DOI: 10.1111/cge.13594
Abstrakt: Pathogenic variants in FLNC encoding filamin C have been firstly reported to cause myopathies, and were recently linked to isolated cardiac phenotypes. Our aim was to estimate the prevalence of FLNC pathogenic variants in subtypes of cardiomyopathies and to study the relations between phenotype and genotype. DNAs from a cohort of 1150 unrelated index-patients with isolated cardiomyopathy (700 hypertrophic, 300 dilated, 50 restrictive cardiomyopathies, and 100 left ventricle non-compactions) have been sequenced on a custom panel of 51 cardiomyopathy disease-causing genes. An FLNC pathogenic variant was identified in 28 patients corresponding to a prevalence ranging from 1% to 8% depending on the cardiomyopathy subtype.
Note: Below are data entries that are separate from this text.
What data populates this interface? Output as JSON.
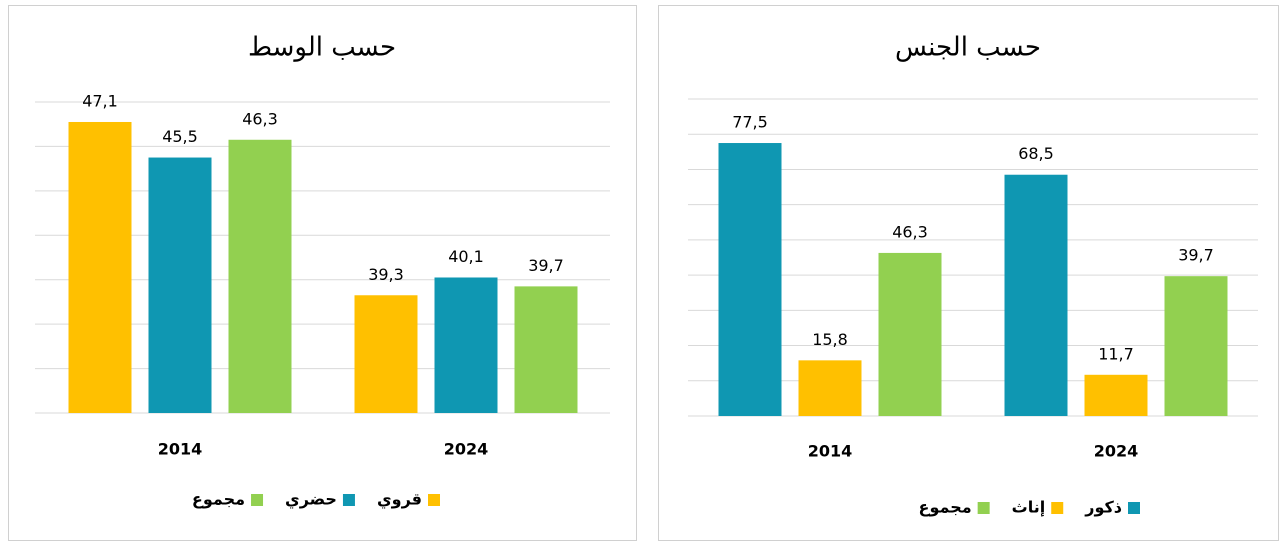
{
  "chart_data": [
    {
      "type": "bar",
      "title": "حسب الوسط",
      "categories": [
        "2014",
        "2024"
      ],
      "series": [
        {
          "name": "قروي",
          "color": "#ffc000",
          "values": [
            47.1,
            39.3
          ],
          "value_labels": [
            "47,1",
            "39,3"
          ]
        },
        {
          "name": "حضري",
          "color": "#0f97b2",
          "values": [
            45.5,
            40.1
          ],
          "value_labels": [
            "45,5",
            "40,1"
          ]
        },
        {
          "name": "مجموع",
          "color": "#92d050",
          "values": [
            46.3,
            39.7
          ],
          "value_labels": [
            "46,3",
            "39,7"
          ]
        }
      ],
      "ylim": [
        34,
        48
      ],
      "yticks": [
        34,
        36,
        38,
        40,
        42,
        44,
        46,
        48
      ],
      "grid": true,
      "legend": "bottom"
    },
    {
      "type": "bar",
      "title": "حسب الجنس",
      "categories": [
        "2014",
        "2024"
      ],
      "series": [
        {
          "name": "ذكور",
          "color": "#0f97b2",
          "values": [
            77.5,
            68.5
          ],
          "value_labels": [
            "77,5",
            "68,5"
          ]
        },
        {
          "name": "إناث",
          "color": "#ffc000",
          "values": [
            15.8,
            11.7
          ],
          "value_labels": [
            "15,8",
            "11,7"
          ]
        },
        {
          "name": "مجموع",
          "color": "#92d050",
          "values": [
            46.3,
            39.7
          ],
          "value_labels": [
            "46,3",
            "39,7"
          ]
        }
      ],
      "ylim": [
        0,
        90
      ],
      "yticks": [
        0,
        10,
        20,
        30,
        40,
        50,
        60,
        70,
        80,
        90
      ],
      "grid": true,
      "legend": "bottom"
    }
  ]
}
Truncating variants were always identified in patients with dilated cardiomyopathy, while missense or in-frame indel variants were found in other phenotypes. A personal or family history of sudden cardiac death (SCD) was significantly higher in patients with truncating variants than in patients carrying missense variants (P = .01). This work reported the first observation of a left ventricular non-compaction associated with a unique probably causal variant in FLNC which highlights the role of FLNC in cardiomyopathies. A correlation between the nature of the variant and the cardiomyopathy subtype was observed as well as with SCD risk.
(© 2019 John Wiley & Sons A/S. Published by John Wiley & Sons Ltd.)